Over the years he’d made so many novice mistakes, he’d fallen off Bess a good few times, once breaking his wrist and having to visit the bonesetter in Hungerford, his new patch. The deposit was manageable but the full payment, once it was thankfully mended, wiped out his whole stash leaving him angry at himself and his wrist.
He was forever alone with Bess finding it hard to connect to people as his skills were more aligned with stealing. Now he was a highwayman with a few good hold-ups under his belt, his name was holding fear for some and gaining respect from others. He went up to the local tavern occasionally, to eat, and drink not to take a girl upstairs but to eavesdrop. He’d sit there with his mug of ale and a whole chicken for hours, listening, observing and working out his next raid. The tavern was a prospect of opportunities. He’d hear which coaches were due when, he’d accost couriers that left the tavern tilting from drink and sluggish from their meals and hear all sorts of news from around the country.
Molly was the only girl who’d serve him as his moody demeanour and dark look frightened the other girls but Molly was from a family who had a stomach for conflict and risk from morning till night.
They were smugglers and outlaws from Cork, wild and burly racketeers who had no fear and few morals. The women, although slight in body, had a substantial hunger for fighting and acted as temptresses to distract the target. It was so effective that the girls got the same cut as the men.
Molly though was done with them all hiding herself away in the shadows of a dark moon, she absconded from her forthcoming marriage, (agreed between her father and uncle), and fled, not looking back until her legsfinally buckled. She was smuggled onto a wool ship sailing to London by her old friend Tam who knew her family well and realised Molly would lead such a miserable life once married to her cousin. He’d given her his sister’s address in London who offered her a room if she would clean and cook. But she had hated everything about London and after one serendipitous event lead to another, she found herself here, in Hungerford.
Her pretty face had got her a job in the first tavern she walked into and since then she’d been slowly taught to read by Will, a private tutor to the local doctor’s son. He had taken a shine to Molly when he saw the curiosity in her eyes as she served his supper beside the huge fireplace and he slid a book out of his battered leather bag placing it on the worn oak table. She hung back a little behind his shoulder he opened the calf leather bound cover to reveal a large woodcut engraving of a beehive that nearly filled the page, surrounded on three sides by various insects and small creatures.
He sensed her intake of breath and continued to flick slowly through the pages of images and intricate diagrams of butterflies and moths, beetles and worms.
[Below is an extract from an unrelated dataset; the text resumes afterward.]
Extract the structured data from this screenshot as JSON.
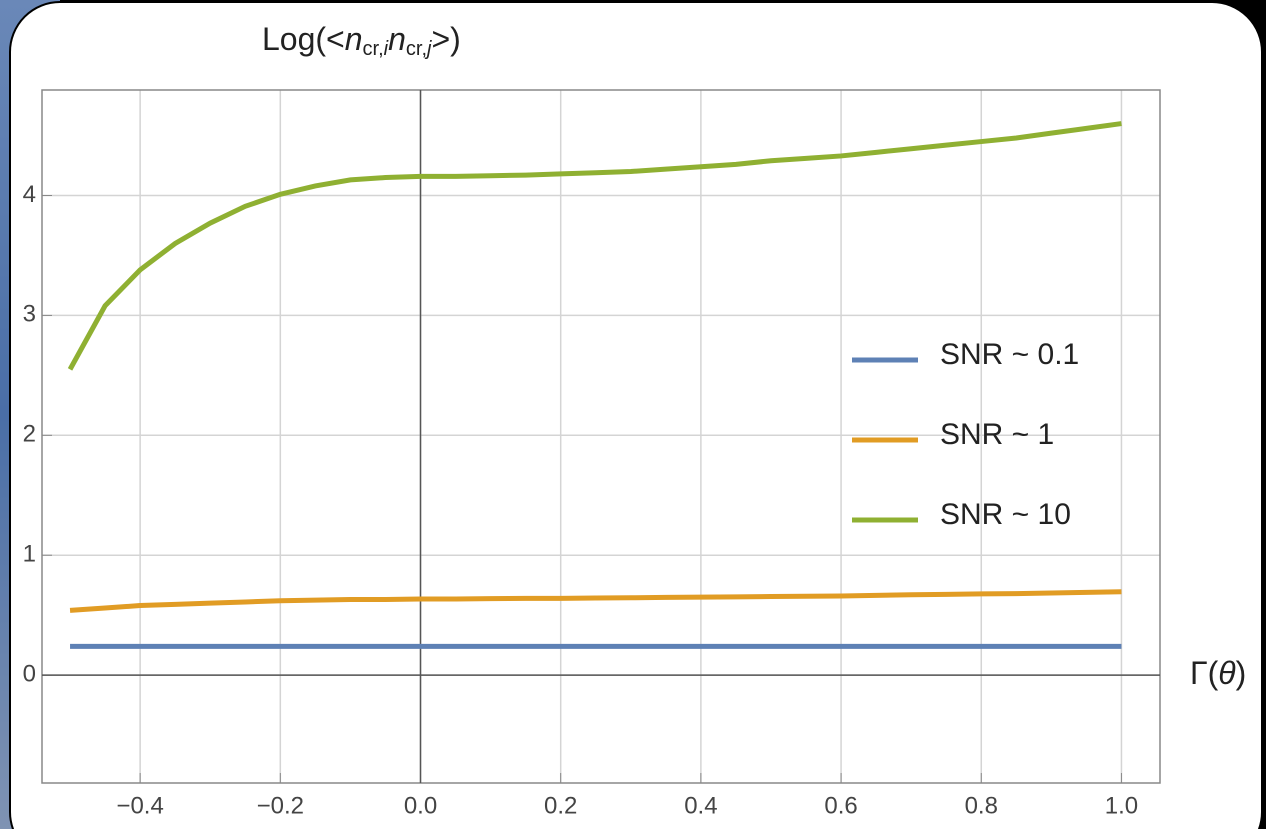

Her eyes and mouth were agape; she’d never seen anything like it before. “Beautiful” she whispered in her soft Irish lilt.
He motioned for her to sit beside him and they spent a good hour talking and looking. He explaining, her soaking it up. Molly’s mind opened and flew higher than it had ever flown before. Will paid the innkeeper a shilling for Molly’s time and her so lessons began.
One morning, she’d read a newsbook she’d found under a table whilst cleaning. It reported on the troubles that eventually would lead to the Civil War. She gradually read the whole pamphlet stumbling on only a few words, she felt satisfied. She was ready.
When Jack muttered at her, she waited for his eyes to rise to hers before she moved or replied. She did this every time she served him. His ruggedness reminded her of her brothers but sadly she saw clearly that Jack had blockaded himself into loneliness where he was hardly able to look anyone in the eye, especially sweet handsome Molly.
Over the following weeks he began to look her in the eye when ordering and spoke courteously, treating her as a lady and after a more few months he had learnt to smile at her from his thawing heart and bright blue eyes – and mean it.